Have to agree.... I lived in that area for better than 25 years, I too would not eat anything from there except in great moderation and plenty of HOT grease! I had several freinds live in the "Andrew Jackson Estates" right there at the ramp and they ate a lot of what they caught.... So, I guess it's really up to you. There are plenty of Mullet, Flounder, Crabs and even a few Brim/Bass get scattered in there..... Enjoy yourself.


----------



## 60hertz (Oct 1, 2007)

Be careful wading out there. A LOT of debris is still in the water all up and down Andrew Jackson estates after Ivan destroyed everything. Wear some decent shoes.

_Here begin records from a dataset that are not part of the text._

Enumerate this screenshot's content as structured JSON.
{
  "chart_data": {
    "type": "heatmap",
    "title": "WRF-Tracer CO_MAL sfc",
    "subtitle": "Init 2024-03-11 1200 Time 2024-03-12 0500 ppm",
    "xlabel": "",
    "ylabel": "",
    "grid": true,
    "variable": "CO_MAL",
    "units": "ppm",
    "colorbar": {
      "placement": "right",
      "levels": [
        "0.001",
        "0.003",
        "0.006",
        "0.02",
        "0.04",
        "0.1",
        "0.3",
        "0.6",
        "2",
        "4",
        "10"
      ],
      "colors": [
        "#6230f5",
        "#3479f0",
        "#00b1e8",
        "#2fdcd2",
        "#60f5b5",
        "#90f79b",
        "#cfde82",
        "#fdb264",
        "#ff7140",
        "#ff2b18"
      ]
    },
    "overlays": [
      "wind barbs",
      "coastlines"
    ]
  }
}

If you walk all of the way to the North, there is a sandy peninsula. You used to be able to drive a Jeep or 4x4 out there, but it is all blocked off now and posted, so I don't know what to tell you about that.

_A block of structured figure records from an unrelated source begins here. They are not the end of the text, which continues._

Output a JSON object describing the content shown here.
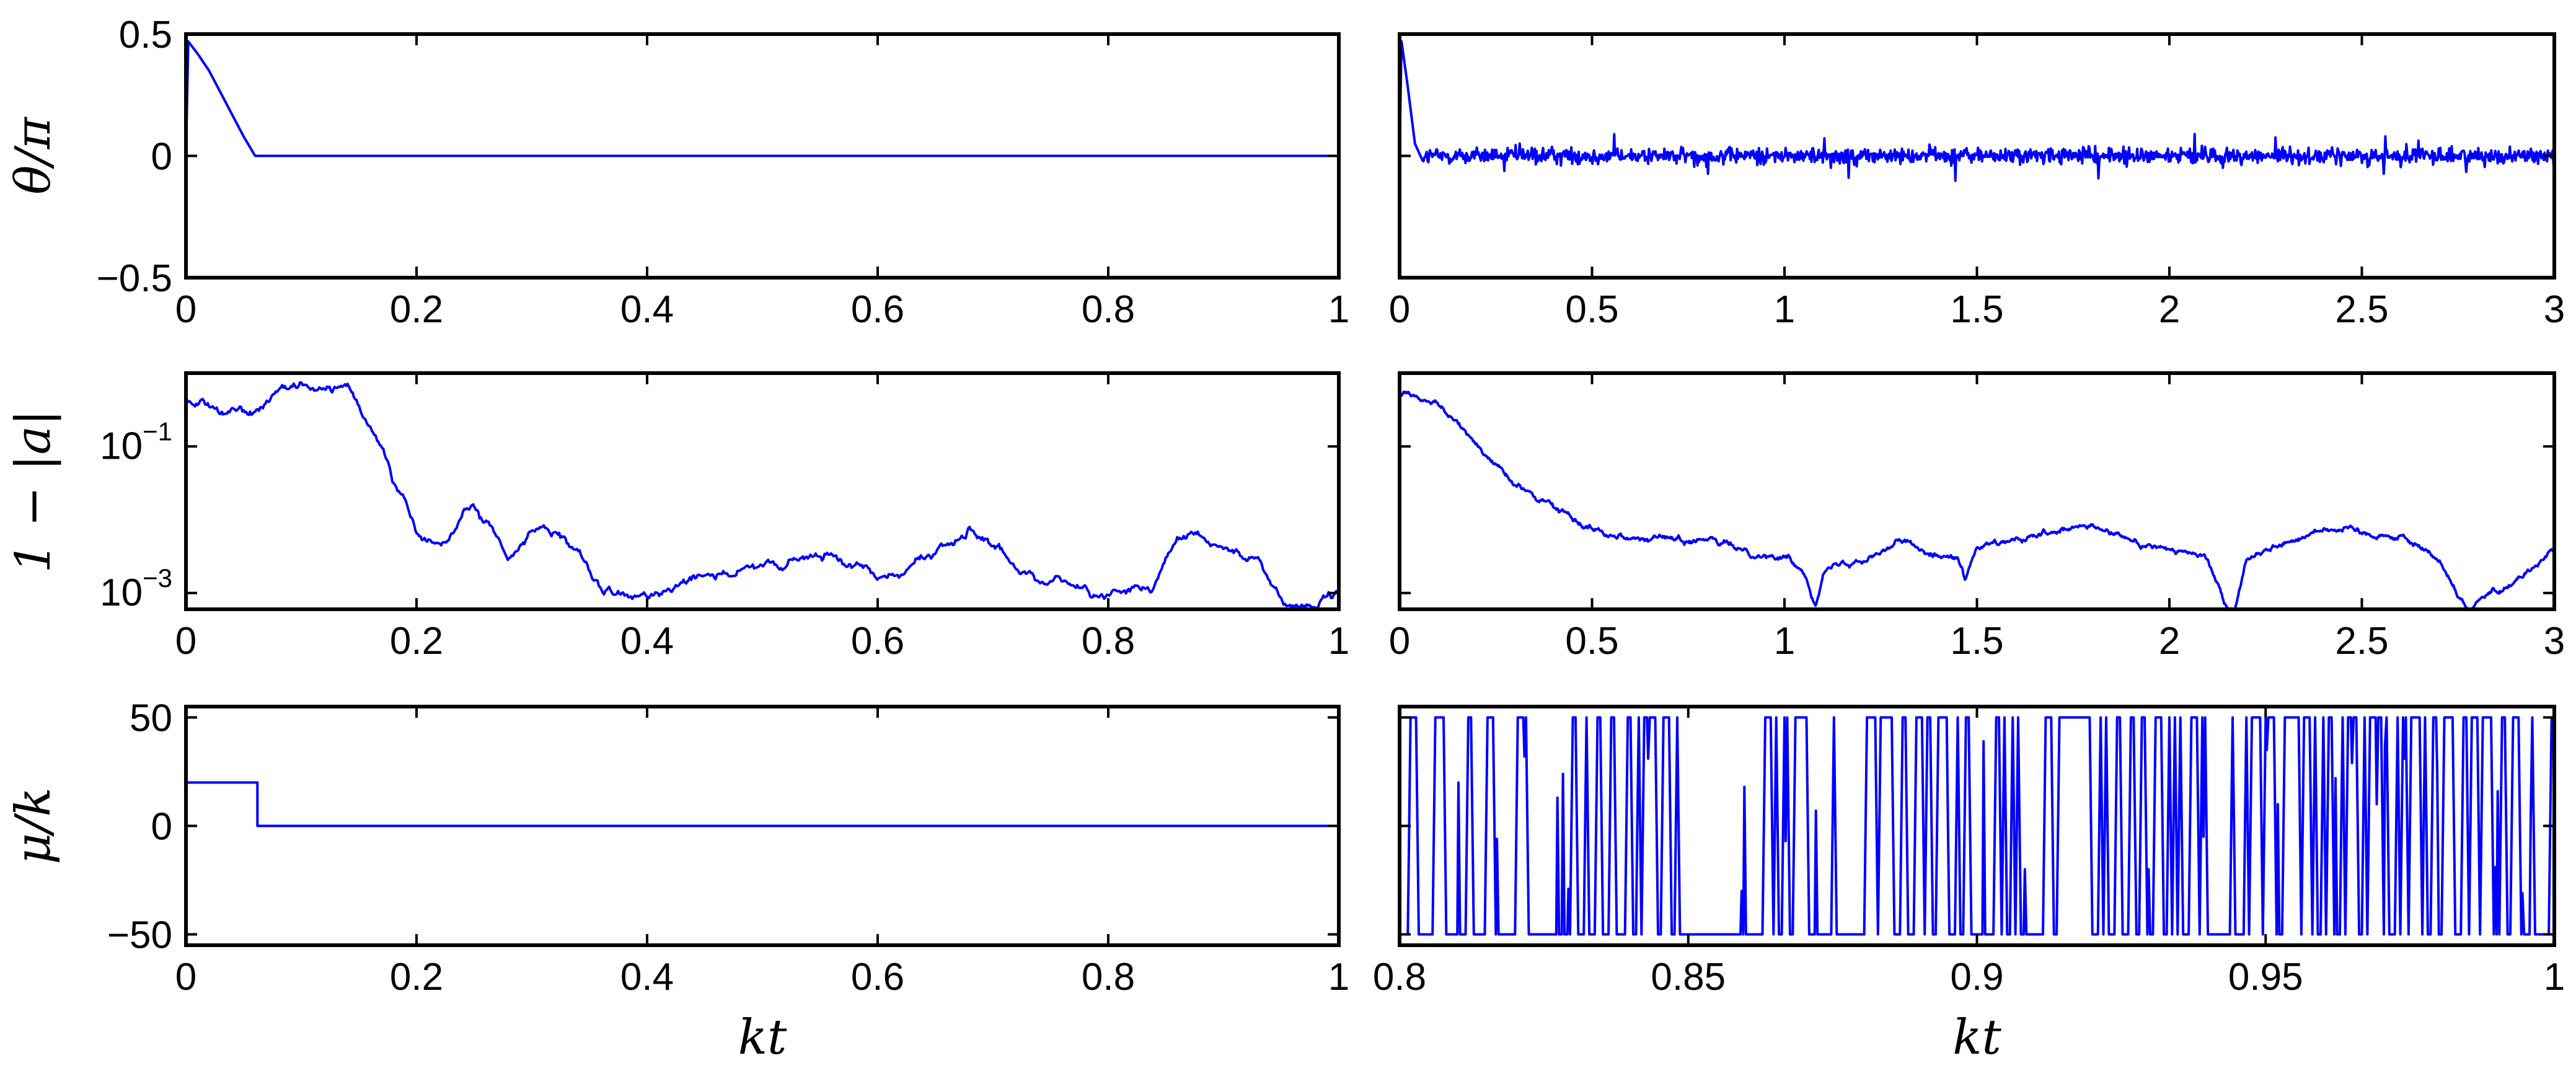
{
  "chart_data": [
    {
      "type": "line",
      "panel": "top-left",
      "ylabel": "θ/π",
      "xlabel": "",
      "xlim": [
        0,
        1
      ],
      "ylim": [
        -0.5,
        0.5
      ],
      "xticks": [
        "0",
        "0.2",
        "0.4",
        "0.6",
        "0.8",
        "1"
      ],
      "yticks": [
        "0.5",
        "0",
        "−0.5"
      ],
      "series": [
        {
          "x": [
            0,
            0.002,
            0.01,
            0.02,
            0.03,
            0.04,
            0.05,
            0.06,
            0.1,
            0.5,
            1
          ],
          "y": [
            0,
            0.47,
            0.42,
            0.35,
            0.26,
            0.17,
            0.08,
            0.0,
            0,
            0,
            0
          ]
        }
      ],
      "color": "#0000ff"
    },
    {
      "type": "line",
      "panel": "top-right",
      "ylabel": "",
      "xlabel": "",
      "xlim": [
        0,
        3
      ],
      "ylim": [
        -0.5,
        0.5
      ],
      "xticks": [
        "0",
        "0.5",
        "1",
        "1.5",
        "2",
        "2.5",
        "3"
      ],
      "series": [
        {
          "x": [
            0,
            0.005,
            0.02,
            0.04,
            0.06
          ],
          "y": [
            0,
            0.47,
            0.3,
            0.05,
            -0.02
          ],
          "note_noise": "stationary noise around 0 (amplitude ≈ 0.05, spikes to ≈ ±0.15)"
        }
      ],
      "color": "#0000ff"
    },
    {
      "type": "line",
      "panel": "middle-left",
      "ylabel": "1 − |a|",
      "xlabel": "",
      "yscale": "log",
      "xlim": [
        0,
        1
      ],
      "ylim": [
        0.0006,
        1
      ],
      "xticks": [
        "0",
        "0.2",
        "0.4",
        "0.6",
        "0.8",
        "1"
      ],
      "yticks": [
        "10−1",
        "10−3"
      ],
      "series": [
        {
          "x": [
            0,
            0.05,
            0.1,
            0.14,
            0.17,
            0.19,
            0.2,
            0.22,
            0.25,
            0.28,
            0.31,
            0.34,
            0.36,
            0.38,
            0.4,
            0.44,
            0.5,
            0.55,
            0.6,
            0.64,
            0.68,
            0.72,
            0.76,
            0.8,
            0.84,
            0.86,
            0.9,
            0.93,
            0.95,
            0.97,
            1
          ],
          "y": [
            0.5,
            0.3,
            0.6,
            0.6,
            0.1,
            0.02,
            0.006,
            0.004,
            0.015,
            0.003,
            0.01,
            0.003,
            0.001,
            0.0008,
            0.0008,
            0.002,
            0.002,
            0.003,
            0.002,
            0.003,
            0.007,
            0.002,
            0.0015,
            0.001,
            0.0012,
            0.005,
            0.004,
            0.003,
            0.0008,
            0.0007,
            0.0008
          ]
        }
      ],
      "color": "#0000ff"
    },
    {
      "type": "line",
      "panel": "middle-right",
      "ylabel": "",
      "xlabel": "",
      "yscale": "log",
      "xlim": [
        0,
        3
      ],
      "ylim": [
        0.0006,
        1
      ],
      "xticks": [
        "0",
        "0.5",
        "1",
        "1.5",
        "2",
        "2.5",
        "3"
      ],
      "series": [
        {
          "x": [
            0,
            0.1,
            0.2,
            0.3,
            0.4,
            0.5,
            0.6,
            0.8,
            1.0,
            1.05,
            1.08,
            1.1,
            1.3,
            1.45,
            1.47,
            1.5,
            1.8,
            1.9,
            2.1,
            2.15,
            2.17,
            2.2,
            2.4,
            2.6,
            2.7,
            2.76,
            2.78,
            2.8,
            2.9,
            3.0
          ],
          "y": [
            0.5,
            0.4,
            0.1,
            0.03,
            0.015,
            0.008,
            0.006,
            0.005,
            0.003,
            0.002,
            0.0008,
            0.002,
            0.005,
            0.003,
            0.0015,
            0.004,
            0.008,
            0.005,
            0.003,
            0.0007,
            0.0006,
            0.003,
            0.008,
            0.006,
            0.003,
            0.0008,
            0.0006,
            0.0008,
            0.0015,
            0.004
          ]
        }
      ],
      "color": "#0000ff"
    },
    {
      "type": "line",
      "panel": "bottom-left",
      "ylabel": "μ/k",
      "xlabel": "kt",
      "xlim": [
        0,
        1
      ],
      "ylim": [
        -55,
        55
      ],
      "xticks": [
        "0",
        "0.2",
        "0.4",
        "0.6",
        "0.8",
        "1"
      ],
      "yticks": [
        "50",
        "0",
        "−50"
      ],
      "series": [
        {
          "x": [
            0,
            0.062,
            0.062,
            1
          ],
          "y": [
            20,
            20,
            0,
            0
          ]
        }
      ],
      "color": "#0000ff"
    },
    {
      "type": "line",
      "panel": "bottom-right",
      "ylabel": "",
      "xlabel": "kt",
      "xlim": [
        0.8,
        1
      ],
      "ylim": [
        -55,
        55
      ],
      "xticks": [
        "0.8",
        "0.85",
        "0.9",
        "0.95",
        "1"
      ],
      "series": [
        {
          "x": [
            0.8,
            0.849,
            0.8495,
            0.863,
            0.8635,
            0.93,
            0.95,
            0.965,
            0.98,
            1.0
          ],
          "y": [
            50,
            -50,
            -50,
            -50,
            50,
            -50,
            50,
            50,
            -50,
            50
          ],
          "note_noise": "bang-bang switching between +50 and −50"
        }
      ],
      "color": "#0000ff"
    }
  ]
}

But, if you catch a strong incoming or outgoing tide you can tear up the Specks there. They must use the area behind that peninsula for a safe haven or something. You don't need anything fancy either, just a chartreuse jig head and chartreuse minnows or the nuclear chicken colored (bright green and red) Gulp! shrimp.

You could probably fish this entire area via kayak too, I don't know if you'd be able to get anything else back in there - that whole area is very shallow, plus with all of the debris in the water there is no telling what you'd run into.

I don't know if I would eat anything out of that area or not - water quality is pretty bad because a lot of that is runoff from the neighborhoods and surrounding streets.


----------



## phasetim (Jan 31, 2008)

Thanks everyone, 



I've never been concerned too much with where I catch fish, and water quality etc... etc.. Hot grease and a prayer before my meal  



How far up is that peninsula from the launch?


----------



## welldoya (Oct 5, 2007)

Not far, not over a half mile straight up the road north.

Seems like I've seen trucks out there in the last month so I don't know if it's blocked off or not.


----------



## floridays (Oct 2, 2007)

They blocked the road access at the end of Andrew Jackson. Lots of debris in some areas like 60hertzsaid. Tough to wade in some areas, I have sunk up to my knee. I used to take my boat over there and get out and wade. Used to be quite a few redfish in the area of that point. Lots of mullet at times and a few flounder. Good luck


----------



## phasetim (Jan 31, 2008)

1/2 mile.. easy... I've walked 5 miles one way to get to a sweet hole... 



Thanks again everyone.....


----------



## jch5407 (Jan 4, 2008)

Try the first bridge coming out of Pace (Bass Hole Cove). Have had some good luck with Specks, Redfish, and Flounder. The last time I was down there I just used a topwater for fun. Had some luck with the specks, also had some nice sized chasing reds. When it gets cold out the flounder come in there. Good Luck. James


----------



## SolarFlare (Oct 3, 2007)

I've gotten reports there are some slot fish being caught in that area. I don't know much about the wading and botoom conditions. I am told there a few scattered holes north of the launch that will hold reds.

Good Luck and watch for soft spots and heavy silt, wouldn't want to see a guy at low tide stuck with only his head sticking up and the tide coming in!oke


----------